In the equation $ \int \sqrt{y} dy= \sqrt{x} dx $ is it valid to square both sides to obtain $ \int y dy = \int x dx $

Answer 1

Assuming it is $$\int \sqrt{y}dy=\int\sqrt{x}dx$$

Yes you can, but this may increase the number of solutions you get upon solving that equation for some initial term, and a specific value of x.

When you do take the square, keep in mind that square will also work upon $dy$ and $dx$, like in your case:
squaring yields $$ \int y \cdot (dy)^2=\int x\cdot(dx)^2$$

This is useless in your question, squaring both sides will just increase its difficulty, without yielding anything useful.

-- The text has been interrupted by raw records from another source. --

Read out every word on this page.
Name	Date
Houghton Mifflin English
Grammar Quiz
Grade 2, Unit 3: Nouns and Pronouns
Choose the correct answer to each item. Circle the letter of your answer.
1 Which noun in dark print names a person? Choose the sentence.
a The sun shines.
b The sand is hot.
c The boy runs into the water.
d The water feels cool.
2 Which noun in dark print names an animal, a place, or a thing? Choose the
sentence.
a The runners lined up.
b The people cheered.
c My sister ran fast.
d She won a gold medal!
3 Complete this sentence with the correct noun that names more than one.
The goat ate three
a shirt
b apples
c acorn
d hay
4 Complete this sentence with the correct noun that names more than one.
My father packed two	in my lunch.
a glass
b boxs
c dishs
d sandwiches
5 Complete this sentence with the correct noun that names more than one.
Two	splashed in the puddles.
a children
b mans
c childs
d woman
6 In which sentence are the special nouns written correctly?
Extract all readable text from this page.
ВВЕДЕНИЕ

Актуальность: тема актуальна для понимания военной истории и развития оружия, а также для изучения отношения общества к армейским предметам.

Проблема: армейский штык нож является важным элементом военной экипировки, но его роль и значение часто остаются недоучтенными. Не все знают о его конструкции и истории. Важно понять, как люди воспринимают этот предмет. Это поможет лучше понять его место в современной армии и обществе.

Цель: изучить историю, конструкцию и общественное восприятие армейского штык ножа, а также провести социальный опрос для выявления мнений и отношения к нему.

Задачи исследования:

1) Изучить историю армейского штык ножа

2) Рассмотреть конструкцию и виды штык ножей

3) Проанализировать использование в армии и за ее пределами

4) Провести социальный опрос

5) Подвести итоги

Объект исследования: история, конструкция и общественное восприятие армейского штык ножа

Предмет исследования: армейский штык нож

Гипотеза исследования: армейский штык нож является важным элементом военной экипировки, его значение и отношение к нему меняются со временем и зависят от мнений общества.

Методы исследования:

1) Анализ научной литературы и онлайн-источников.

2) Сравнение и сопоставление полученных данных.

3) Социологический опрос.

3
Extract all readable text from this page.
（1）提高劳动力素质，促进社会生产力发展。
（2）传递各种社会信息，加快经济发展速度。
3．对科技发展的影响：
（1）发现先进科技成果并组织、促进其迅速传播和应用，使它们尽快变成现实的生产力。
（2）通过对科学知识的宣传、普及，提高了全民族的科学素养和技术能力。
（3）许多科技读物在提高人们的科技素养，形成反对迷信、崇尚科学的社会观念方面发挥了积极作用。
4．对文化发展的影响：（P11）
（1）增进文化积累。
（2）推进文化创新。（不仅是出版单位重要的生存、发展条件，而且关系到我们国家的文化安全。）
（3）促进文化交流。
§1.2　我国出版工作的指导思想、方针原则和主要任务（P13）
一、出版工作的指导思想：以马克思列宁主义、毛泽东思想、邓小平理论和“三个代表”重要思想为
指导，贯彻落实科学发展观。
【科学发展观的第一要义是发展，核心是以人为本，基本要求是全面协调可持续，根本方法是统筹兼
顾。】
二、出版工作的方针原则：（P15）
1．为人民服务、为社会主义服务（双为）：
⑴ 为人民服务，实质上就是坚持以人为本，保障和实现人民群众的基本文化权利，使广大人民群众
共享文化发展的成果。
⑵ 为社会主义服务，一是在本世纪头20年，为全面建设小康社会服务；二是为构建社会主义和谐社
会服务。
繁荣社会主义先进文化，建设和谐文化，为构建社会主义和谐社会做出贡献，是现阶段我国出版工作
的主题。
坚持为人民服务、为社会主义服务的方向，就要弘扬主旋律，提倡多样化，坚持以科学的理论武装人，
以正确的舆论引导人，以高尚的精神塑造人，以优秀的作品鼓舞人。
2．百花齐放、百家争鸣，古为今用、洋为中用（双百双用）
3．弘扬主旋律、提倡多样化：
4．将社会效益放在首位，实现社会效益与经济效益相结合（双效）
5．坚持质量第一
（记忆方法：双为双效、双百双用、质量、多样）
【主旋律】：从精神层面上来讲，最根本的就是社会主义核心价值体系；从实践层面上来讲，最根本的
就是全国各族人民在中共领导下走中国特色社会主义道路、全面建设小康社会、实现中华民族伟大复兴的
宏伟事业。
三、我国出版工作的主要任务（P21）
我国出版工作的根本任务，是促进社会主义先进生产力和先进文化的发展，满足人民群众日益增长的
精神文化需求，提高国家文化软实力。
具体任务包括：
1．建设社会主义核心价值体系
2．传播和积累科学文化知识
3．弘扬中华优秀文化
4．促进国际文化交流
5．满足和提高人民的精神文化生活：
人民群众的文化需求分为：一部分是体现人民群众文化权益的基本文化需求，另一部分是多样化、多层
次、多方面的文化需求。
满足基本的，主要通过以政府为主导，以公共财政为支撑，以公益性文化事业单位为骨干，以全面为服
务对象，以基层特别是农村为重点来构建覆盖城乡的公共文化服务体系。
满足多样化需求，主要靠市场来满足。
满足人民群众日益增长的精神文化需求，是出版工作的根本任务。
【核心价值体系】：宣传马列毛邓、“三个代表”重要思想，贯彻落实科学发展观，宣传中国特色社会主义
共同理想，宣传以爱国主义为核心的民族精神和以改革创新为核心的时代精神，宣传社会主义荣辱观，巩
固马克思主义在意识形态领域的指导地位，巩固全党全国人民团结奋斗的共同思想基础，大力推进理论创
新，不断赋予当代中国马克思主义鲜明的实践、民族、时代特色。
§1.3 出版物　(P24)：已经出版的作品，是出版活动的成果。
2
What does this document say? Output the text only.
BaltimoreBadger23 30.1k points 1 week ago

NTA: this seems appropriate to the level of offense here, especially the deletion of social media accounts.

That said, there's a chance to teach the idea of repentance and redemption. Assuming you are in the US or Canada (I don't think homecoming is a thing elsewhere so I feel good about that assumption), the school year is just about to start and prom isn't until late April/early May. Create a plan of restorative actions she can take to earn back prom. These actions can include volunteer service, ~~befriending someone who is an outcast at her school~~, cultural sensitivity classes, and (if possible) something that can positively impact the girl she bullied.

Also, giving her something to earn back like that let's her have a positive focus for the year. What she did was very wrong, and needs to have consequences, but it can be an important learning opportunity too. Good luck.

So, for $$\int \sqrt{y} dy=\int \sqrt{x} dx$$ simply integrate both the sides, you get $$ \frac{2}{3} y^{\frac{3}{2}}= \frac{2}{3} x^{\frac{3}{2}}+c$$ $$ y^{\frac{3}{2}}=x^{\frac{3}{2}}+c'$$ as your equation.

Answer 2

In general no, $\int f(y) \,dy = \int g(x) \,dx$ does not imply that $\int f(y)^2 \,dy = \int g(x)^2 \,dx$.

We can see this readily in your example by integrating both equations and observing that we get different solution sets. (I recommend you try carrying this out yourself---I've put the solution sets in a spoiler.)

The general solution to $\sqrt{y} \,dy = \sqrt{x} \,dx$ is $y = (x^{3 / 2} + C)^{2 / 3}$, but the general solution to $y \,dy = x \,dx$ is $y(x) = \pm \sqrt{x^2 + C}$.